How can I know what to do? Fetch Orcutt? Does a hen give her eggs to a weasel?
Let him die, then.
Her fingers flew in her hair.
You'd take more trouble for a cat, she said.
There's nothing anyone can do.
He may have taken death already just from hearing you.
He mustn't.
Musn’t …
We've got to trust my luck.
We've a baby — sick. Isn't that enough? What do people do when their baby's sick? That's all I want — what anyone would want — what you'd have wanted once — nothing strange ornew or put on — just what's ordinary — decent — human. Now I look at you — the way you've been — all set on something I can't understand — so crazy — hunching in your self where I can't feel you — and I think it can't be true — your changes — they just can't be true.
I don't want to change. I'm trying not to.
I thought I knew what I loved.
I want to — I'm trying to do what I've always done—
It's worse — Brackett, will you believe me? — it's worse than losing that poor baby — losing you. But I can't trade the baby for you, can I?
Oh no — no — no trade—
You won't be the same. Is that a trade?
What's this now? I don't want a trade.
What will I do when you're dead too?
Don't talk that way.
This is the son I thought you wanted.
Don't—
We loved each other once. Why don't we feel the same love now — now when we need to? Why must we live in these lonely pieces?
We had it on my luck.
All our life till now is nothing — luck — a raindrop hitting. And our beauty? Brackett, is it a weed, annoying you where it comes up? All our life till now I could live in easy, breathe in easy — swallow easy — loving you. It was as though — as though you'd taken room in me — with that I could be happy. But it was luck, you say, just luck. And when I came to you with my arms before me like a present of flowers? And when I said sweet heart, dear love… do you remember? Never a foolish name. Dear heart, I said, dear love—
Omensetter attempted to throw himself in his wife's lap, but the arm of the rocker prevented him and his head slid onto her chest, while he flung one arm awkwardly around her.

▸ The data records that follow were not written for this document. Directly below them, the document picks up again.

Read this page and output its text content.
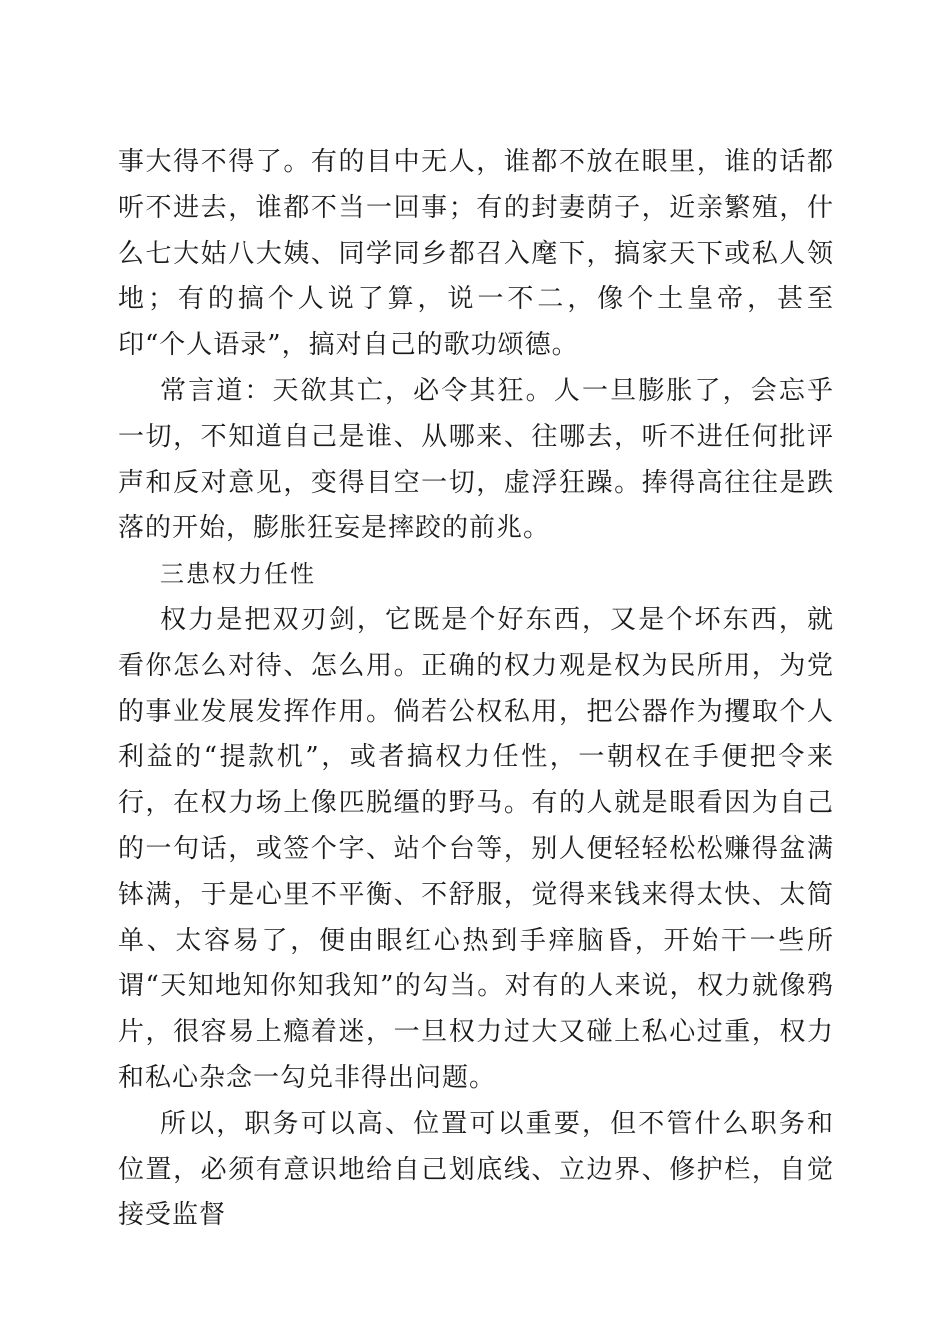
事大得不得了。有的目中无人，谁都不放在眼里，谁的话都听不进去，谁都不当一回事；有的封妻荫子，近亲繁殖，什么七大姑八大姨、同学同乡都召入麾下，搞家天下或私人领地；有的搞个人说了算，说一不二，像个土皇帝，甚至印“个人语录”，搞对自己的歌功颂德。

常言道：天欲其亡，必令其狂。人一旦膨胀了，会忘乎一切，不知道自己是谁、从哪来、往哪去，听不进任何批评声和反对意见，变得目空一切，虚浮狂躁。捧得高往往是跌落的开始，膨胀狂妄是摔跤的前兆。

三患权力任性

权力是把双刃剑，它既是个好东西，又是个坏东西，就看你怎么对待、怎么用。正确的权力观是权为民所用，为党的事业发展发挥作用。倘若公权私用，把公器作为攫取个人利益的“提款机”，或者搞权力任性，一朝权在手便把令来行，在权力场上像匹脱缰的野马。有的人就是眼看因为自己的一句话，或签个字、站个台等，别人便轻轻松松赚得盆满钵满，于是心里不平衡、不舒服，觉得来钱来得太快、太简单、太容易了，便由眼红心热到手痒脑昏，开始干一些所谓“天知地知你知我知”的勾当。对有的人来说，权力就像鸦片，很容易上瘾着迷，一旦权力过大又碰上私心过重，权力和私心杂念一勾兑非得出问题。

所以，职务可以高、位置可以重要，但不管什么职务和位置，必须有意识地给自己划底线、立边界、修护栏，自觉接受监督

For Henry. You are letting him die because of Henry.
No.
And you are killing me.
I love you.
You are killing them.
Lucy—
All of us.
I love you.
For Henry — is this for Henry? Did you love Henry more to kill him sooner?
Omensetter clumsily reached his feet.
Those men — they suspect you, don't they? I could see it. They hate us. Why?
I am no mur-der-er, Omensetter howled, raising his arms like weapons above his head. I am no mur-der-er! Can't you see? Should I tear away my skin? Would you see inside me then, and see how my life ceases when you speak this way to me?
The daughters stirred, beginning to weep, and Omensetter turned, remembering them. Furber extended his arms, but they careened down the hall, blindly striking the walls as they went like bewildered birds. Furber sank, groaning, to his knees.